Light tight oil production in North America has been hit hard this year as a result of the dramatic fall in oil prices caused by global oversupply and demand destruction. Activity levels and output are anticipated to show notable decline in 2020 that is likely to continue into 2021 as well. This article addresses Rystad Energy’s most recent forecast for NA shale oil and gas production and capital investments with the focus on the key contributing shale plays.

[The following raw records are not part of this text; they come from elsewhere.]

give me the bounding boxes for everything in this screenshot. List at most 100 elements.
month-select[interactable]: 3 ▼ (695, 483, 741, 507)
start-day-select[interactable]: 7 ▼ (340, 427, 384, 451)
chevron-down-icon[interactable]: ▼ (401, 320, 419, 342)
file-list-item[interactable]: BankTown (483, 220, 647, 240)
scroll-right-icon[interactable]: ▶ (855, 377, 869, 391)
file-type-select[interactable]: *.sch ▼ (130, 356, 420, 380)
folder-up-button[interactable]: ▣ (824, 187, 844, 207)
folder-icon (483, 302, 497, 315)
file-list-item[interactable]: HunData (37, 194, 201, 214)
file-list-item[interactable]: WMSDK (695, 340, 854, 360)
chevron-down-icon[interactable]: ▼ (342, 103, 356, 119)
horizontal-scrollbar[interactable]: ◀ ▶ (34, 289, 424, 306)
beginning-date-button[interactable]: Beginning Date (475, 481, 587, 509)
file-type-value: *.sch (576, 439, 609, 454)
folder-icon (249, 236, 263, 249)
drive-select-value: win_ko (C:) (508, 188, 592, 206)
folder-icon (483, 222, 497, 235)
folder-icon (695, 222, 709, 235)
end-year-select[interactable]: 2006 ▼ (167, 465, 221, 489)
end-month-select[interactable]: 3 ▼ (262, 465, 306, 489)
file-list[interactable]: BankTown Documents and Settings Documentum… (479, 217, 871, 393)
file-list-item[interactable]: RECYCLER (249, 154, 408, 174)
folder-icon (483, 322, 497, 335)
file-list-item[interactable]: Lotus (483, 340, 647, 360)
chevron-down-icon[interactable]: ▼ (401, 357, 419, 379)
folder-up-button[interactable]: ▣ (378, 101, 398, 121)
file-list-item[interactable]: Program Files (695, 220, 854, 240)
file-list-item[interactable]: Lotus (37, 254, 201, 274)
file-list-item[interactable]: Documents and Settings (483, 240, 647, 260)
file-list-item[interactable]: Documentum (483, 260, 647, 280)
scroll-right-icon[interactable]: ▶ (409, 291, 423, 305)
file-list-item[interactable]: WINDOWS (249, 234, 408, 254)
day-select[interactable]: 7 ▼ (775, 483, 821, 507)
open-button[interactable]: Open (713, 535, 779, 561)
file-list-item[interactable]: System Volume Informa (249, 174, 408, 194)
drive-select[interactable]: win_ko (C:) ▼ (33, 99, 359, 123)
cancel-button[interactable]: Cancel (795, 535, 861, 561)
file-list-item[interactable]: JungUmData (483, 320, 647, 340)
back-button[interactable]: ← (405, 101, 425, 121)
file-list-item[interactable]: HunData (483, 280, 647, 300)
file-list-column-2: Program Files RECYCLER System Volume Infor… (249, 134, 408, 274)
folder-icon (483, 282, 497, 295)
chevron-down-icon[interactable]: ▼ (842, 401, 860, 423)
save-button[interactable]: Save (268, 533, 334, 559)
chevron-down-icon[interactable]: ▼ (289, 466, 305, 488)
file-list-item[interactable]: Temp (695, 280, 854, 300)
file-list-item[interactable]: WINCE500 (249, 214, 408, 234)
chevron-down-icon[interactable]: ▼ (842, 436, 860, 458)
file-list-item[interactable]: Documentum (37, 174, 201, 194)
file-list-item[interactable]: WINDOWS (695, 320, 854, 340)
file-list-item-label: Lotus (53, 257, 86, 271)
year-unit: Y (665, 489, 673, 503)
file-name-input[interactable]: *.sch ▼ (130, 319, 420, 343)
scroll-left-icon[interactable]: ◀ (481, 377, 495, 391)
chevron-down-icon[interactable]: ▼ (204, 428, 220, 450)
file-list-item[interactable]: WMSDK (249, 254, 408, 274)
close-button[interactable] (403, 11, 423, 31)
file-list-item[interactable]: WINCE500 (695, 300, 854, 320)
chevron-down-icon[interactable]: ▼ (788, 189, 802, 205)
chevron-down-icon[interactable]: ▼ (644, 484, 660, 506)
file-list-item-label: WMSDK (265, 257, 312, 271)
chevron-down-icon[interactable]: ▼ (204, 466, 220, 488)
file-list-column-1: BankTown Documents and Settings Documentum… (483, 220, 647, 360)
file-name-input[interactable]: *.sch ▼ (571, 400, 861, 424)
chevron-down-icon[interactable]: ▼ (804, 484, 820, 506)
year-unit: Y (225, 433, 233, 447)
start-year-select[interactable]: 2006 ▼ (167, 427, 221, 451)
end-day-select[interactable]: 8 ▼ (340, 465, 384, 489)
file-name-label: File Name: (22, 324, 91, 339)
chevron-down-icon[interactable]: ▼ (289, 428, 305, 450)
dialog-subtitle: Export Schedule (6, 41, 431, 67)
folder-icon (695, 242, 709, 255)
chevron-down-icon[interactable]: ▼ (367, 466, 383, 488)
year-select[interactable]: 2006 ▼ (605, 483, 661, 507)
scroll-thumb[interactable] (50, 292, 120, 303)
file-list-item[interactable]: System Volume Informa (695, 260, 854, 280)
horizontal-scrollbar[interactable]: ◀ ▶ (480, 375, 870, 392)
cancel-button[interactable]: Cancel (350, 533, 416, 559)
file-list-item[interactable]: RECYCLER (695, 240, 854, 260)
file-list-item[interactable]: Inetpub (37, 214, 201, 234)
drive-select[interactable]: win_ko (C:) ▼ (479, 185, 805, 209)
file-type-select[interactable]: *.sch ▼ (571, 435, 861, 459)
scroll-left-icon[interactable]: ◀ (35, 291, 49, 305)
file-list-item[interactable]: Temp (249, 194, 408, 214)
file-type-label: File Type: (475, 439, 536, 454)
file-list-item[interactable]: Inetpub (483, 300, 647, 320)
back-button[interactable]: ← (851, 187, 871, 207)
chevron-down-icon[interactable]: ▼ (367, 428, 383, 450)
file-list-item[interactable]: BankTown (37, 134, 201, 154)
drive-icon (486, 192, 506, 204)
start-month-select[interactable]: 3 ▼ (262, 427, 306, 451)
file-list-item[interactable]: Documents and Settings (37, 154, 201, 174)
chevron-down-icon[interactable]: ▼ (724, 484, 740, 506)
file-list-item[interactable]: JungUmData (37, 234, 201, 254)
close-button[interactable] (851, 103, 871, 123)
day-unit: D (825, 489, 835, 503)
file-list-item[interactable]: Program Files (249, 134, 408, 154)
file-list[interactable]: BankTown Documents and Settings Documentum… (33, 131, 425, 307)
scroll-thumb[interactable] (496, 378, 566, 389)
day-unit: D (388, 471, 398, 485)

Figure 1 depicts light tight oil production (LTO) in North America (NA) by key shale plays from 2014 to 2030 along with our latest forecast for WTI oil price development. Since the downturn that prevailed between 2014 and 2016, LTO production in the region has revamped with a new force, able to adjust to a depressed price environment through high grading of acreage and considerable cost and productivity improvements. In 2019, oil output reached 8.6 million bpd representing a year-on-year growth of about 20%. However, the challenges of 2020 characterized by global oversupply and oil demand destruction have led to a dramatic fall in oil prices, forcing NA producers to cut capital budgets and adjust drilling and completion programs down while focusing on cash flows and returns. Furthermore, many producers in NA have been forced to curtail production volumes in addition to taking frac holidays and cutting the number of rigs and frac crews. Production shut-ins and restricted flowbacks on other wells peaked in May 2020 with many operators starting to return curtailed volumes from June as oil prices improved. We expect that majority of curtailments have been returned online by the end of August 2020. Oil production has thus increased during the summer months as a result of shut-in reactivations and higher levels of completion of already drilled wells. Nevertheless, new drilling activity levels remain low, and we expect oil output to show decline again in Q4 2020. Thus, overall LTO production in NA is anticipated to fall to 8.2 million bpd this year and decline further to 7.7 million bpd in 2021 as producers are poised to keep activity levels low amid uncertain market environment and a focus on capital discipline. As oil prices improve in the medium term, activity and oil production in NA are estimated to increase again, reaching 13.6 million bpd by 2030. The Permian Basin will be the major contributor to expansive growth going forward with Permian Delaware also remaining the most resilient play during the ongoing downturn.
Figure 2 shows gas production in North America by the key shale plays and Henry Hub gas price development. Total gas production stood at 79 billion cfd in 2019 and is estimated to decrease to 78 billion cfd this year. The output is anticipated at 77 billion cfd next year with the overall production representing slight decline versus 2020. Following that, production is expected to ramp up along with activity, as operators are encouraged by significant price improvements. Current outlook reflects market and industry sentiments that NA gas is not positioned for a significant upcycle until 2021. Among major gas basins, the Haynesville and Marcellus are estimated to see greater annual growth compared to Canada’s Montney and Utica Shale. Stronger activity has generally been observed in the Haynesville and Marcellus, where closer proximity to the Gulf Coast and wetter positions tend to promote lower median breakevens. Overall fracking has trended downwards in gas basins as operators have been more deliberate in maintaining modest production instead of eyeing strong growth post 2021.
Figure 3 displays the capital investments (drilling and completion costs) in North America shale over the period 2011-2030, split by shale play. Investments peaked in 2014 at around $180 billion, falling to a low of $60 billion in 2016 as the oil price collapsed from $100 per barrel in the first half of 2014 to an average of $45 per barrel in 2016. Following the recovery in 2017 – 2019, the oil price drop earlier this year set the stage for another low in the investment cycle. Drilling and completion costs are slated to fall across all plays this year with the heaviest cuts seen in major oil basins such as the Permian Delaware (-55%), Permian Midland (-54%), Eagle Ford (-62%) and Bakken (-62%). Similarly, major gas plays also see deeps cuts, including the Marcellus (-39%), Haynesville (-47%), and Montney in Canada (-51%). We do not expect significant recovery in spending until 2022, both a function of improving prices, as well as the significant drilled but uncompleted (DUC) wells established during this downturn, with the latest DUC well inventory standing at over 5,600 wells for major US oil basins.
As operators in the North American shale landscape continue to prioritize free cash flow generation in the current depressed oil price environment, both spending and supply levels are expected to decline this year and into 2021. In addition to delayed drilling and completion activity, production curtailments and shut-ins have severely impacted North America’s shale supply in the second and partially third quarters of this year. Even with a significant inventory of drilled and uncompleted wells set to come online next year, the growth in activity and supply is not expected to be restored before 2022.